American Urban Radio Networks White House correspondent April Ryan participated in the Friday edition of the Fox News Channel’s (FNC) Special Report and lamented the burdens that were placed on President Obama due to his race and complained that “every time he speaks about anything on race, the right comes up and jumps him.”
Later in the panel, Associated Press White House correspondent Julie Pace stated that there will “hopefully” be changes to the nation’s gun laws and generally addressed members of Congress in telling them that “[y]ou can change” the inaction on guns.
Going to Ryan, she brought up the expectations Obama faced in response to comments by Washington Times columnist Charles Hurt about President Obama not being able to heal racial divisions despite being half-black and half-white:
[J]ust because he’s part white, part black does not necessarily mean is he going to have a kumbaya moment and everyone’s going to get together. One problem for this President. He came to the office, there was a spotlight on him because he was the first black president and anything because he has reached the highest level in the land, anything that happens in the African-American community would be spotlighted.
Ryan added that Obama “can't change what's happened through the course of time” and concluded by fretting that “politics and race will always follow him and every time he speaks about anything on race, the right comes up and jumps him.”

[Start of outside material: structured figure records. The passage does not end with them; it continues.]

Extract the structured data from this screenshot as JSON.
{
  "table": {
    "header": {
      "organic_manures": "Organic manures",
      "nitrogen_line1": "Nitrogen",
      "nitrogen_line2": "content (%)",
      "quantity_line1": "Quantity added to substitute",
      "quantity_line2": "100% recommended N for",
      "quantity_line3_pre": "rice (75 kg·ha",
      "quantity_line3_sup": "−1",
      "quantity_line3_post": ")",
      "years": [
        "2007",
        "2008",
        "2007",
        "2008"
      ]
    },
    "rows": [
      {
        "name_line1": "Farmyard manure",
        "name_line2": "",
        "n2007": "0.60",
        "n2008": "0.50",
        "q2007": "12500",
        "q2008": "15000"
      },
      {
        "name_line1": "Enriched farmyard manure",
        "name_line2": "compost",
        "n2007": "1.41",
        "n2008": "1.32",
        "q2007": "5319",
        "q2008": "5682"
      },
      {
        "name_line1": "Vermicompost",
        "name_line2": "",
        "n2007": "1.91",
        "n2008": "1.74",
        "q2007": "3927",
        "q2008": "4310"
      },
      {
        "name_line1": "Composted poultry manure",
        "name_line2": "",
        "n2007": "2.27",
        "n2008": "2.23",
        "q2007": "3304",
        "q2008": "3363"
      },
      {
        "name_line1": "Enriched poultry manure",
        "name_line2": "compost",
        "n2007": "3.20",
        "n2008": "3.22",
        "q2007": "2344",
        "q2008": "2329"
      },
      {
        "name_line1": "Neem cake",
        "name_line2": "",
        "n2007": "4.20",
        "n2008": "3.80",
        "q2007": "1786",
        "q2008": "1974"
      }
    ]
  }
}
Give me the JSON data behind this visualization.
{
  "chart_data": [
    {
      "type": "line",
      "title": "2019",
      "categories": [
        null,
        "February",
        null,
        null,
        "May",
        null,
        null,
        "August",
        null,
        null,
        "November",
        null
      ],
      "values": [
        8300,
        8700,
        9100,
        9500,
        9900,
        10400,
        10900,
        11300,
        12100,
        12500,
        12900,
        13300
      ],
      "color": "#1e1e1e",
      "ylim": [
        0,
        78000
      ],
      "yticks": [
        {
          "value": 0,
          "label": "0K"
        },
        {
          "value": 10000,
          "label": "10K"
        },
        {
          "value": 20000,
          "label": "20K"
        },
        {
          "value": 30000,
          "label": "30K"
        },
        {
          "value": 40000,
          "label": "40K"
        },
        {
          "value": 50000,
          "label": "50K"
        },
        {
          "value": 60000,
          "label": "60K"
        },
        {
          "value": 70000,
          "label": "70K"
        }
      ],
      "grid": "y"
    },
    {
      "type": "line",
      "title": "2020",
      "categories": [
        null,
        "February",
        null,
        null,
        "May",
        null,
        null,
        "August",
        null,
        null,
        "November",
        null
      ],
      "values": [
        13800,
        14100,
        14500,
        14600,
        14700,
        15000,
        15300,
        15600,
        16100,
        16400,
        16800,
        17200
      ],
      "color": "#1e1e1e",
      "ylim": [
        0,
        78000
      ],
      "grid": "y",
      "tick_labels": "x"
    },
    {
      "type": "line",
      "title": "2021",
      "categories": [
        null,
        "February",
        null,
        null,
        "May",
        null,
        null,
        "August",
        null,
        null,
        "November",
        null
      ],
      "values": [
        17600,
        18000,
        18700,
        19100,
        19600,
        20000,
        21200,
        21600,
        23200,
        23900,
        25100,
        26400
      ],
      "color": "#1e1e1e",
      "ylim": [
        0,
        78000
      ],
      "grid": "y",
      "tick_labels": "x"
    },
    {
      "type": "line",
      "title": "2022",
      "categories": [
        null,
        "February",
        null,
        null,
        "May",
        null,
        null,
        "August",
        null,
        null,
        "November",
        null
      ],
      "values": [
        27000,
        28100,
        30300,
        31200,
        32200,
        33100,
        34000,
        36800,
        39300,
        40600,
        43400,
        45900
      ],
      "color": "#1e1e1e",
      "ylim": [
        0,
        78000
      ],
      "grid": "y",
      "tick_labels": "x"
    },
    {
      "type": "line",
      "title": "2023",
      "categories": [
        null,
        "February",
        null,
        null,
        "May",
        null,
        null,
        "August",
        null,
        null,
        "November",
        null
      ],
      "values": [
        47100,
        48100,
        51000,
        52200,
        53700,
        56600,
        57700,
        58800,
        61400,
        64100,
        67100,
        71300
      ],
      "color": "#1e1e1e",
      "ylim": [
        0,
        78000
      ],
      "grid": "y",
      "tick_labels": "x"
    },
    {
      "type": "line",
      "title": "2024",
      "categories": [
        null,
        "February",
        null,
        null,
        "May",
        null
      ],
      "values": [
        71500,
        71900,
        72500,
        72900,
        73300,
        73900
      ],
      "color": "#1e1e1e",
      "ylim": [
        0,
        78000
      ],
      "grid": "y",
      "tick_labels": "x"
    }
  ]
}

The topic soon after shifted to gun control and so Pace provided her thoughts about the lack of gun control efforts since the 2012 shooting in Newtown, Connecticut:
Well, I hate to be cynical, but we have been through this so many times. If you go back to Newtown, which was about as horrific as it gets in terms a shooting, there was a lot of hope that something might happen and nothing happened and I think for all these politicians that say oh everyone is going to corners and talking points, that’s on you. You can change that hopefully, we will see.
Before the segment concluded, Fox News contributor and syndicated columnist Charles Krauthammer masterfully summarized why gun control never becomes a reality: “The reason the debate stays the way it is because people have a sense you have to do something, but when you examine the something, you conclude it wouldn't have done anything and that's why it is stuck.”
The relevant portions of the transcript from FNC’s Special Report with Bret Baier on July 8 can be found below.
FNC’s Special Report with Bret Baier
July 8, 2016
6:52 p.m. EasternBRET BAIER: Back with the panel. First, reaction to Charlie Hurt’s statement, April, that the President has failed in racial relations and frankly, safety in black communities.
APRIL RYAN: Well let me say this, just because going back to your point just because he’s part white, part black does not necessarily mean is he going to have a kumbaya moment and everyone’s going to get together. One problem for this President. He came to the office, there was a spotlight on him because he was the first black president and anything because he has reached the highest level in the land, anything that happens in the African-American community would be spotlighted. He can't change what's happened through the course of time and let me say this, politics and race will always follow him and every time he speaks about anything on race, the right comes up and jumps him.
CHARLES HURT: I get that there is unfairness here, but it's a job he sought and is he a job that his smart enough that he could do a lot better and the way you do it is by pursuing blind just and that you know —
RYAN: He wouldn't have gotten a second term, trust me.
(....)
6:55 p.m. Eastern
JULIE PACE: Well, I hate to be cynical, but we have been through this so many times. If you go back to Newtown, which was about as horrific as it gets in terms a shooting, there was a lot of hope that something might happen and nothing happened and I think for all these politicians that say oh everyone is going to corners and talking points, that’s on you. You can change that hopefully, we will see.
BAIER: Charles?
CHARLES KRAUTHAMMER: The reason the debate stays the way it is because people have a sense you have to do something, but when you examine the something, you conclude it wouldn't have done anything and that's why it is stuck and the President, I thought, set the tone yesterday when he said we all go to our corners and then he pushed for criminal justice reform, which could be a great idea. But it is utterly irrelevant in this situation. It was a not a good example of the president who wants us to be open to the other side.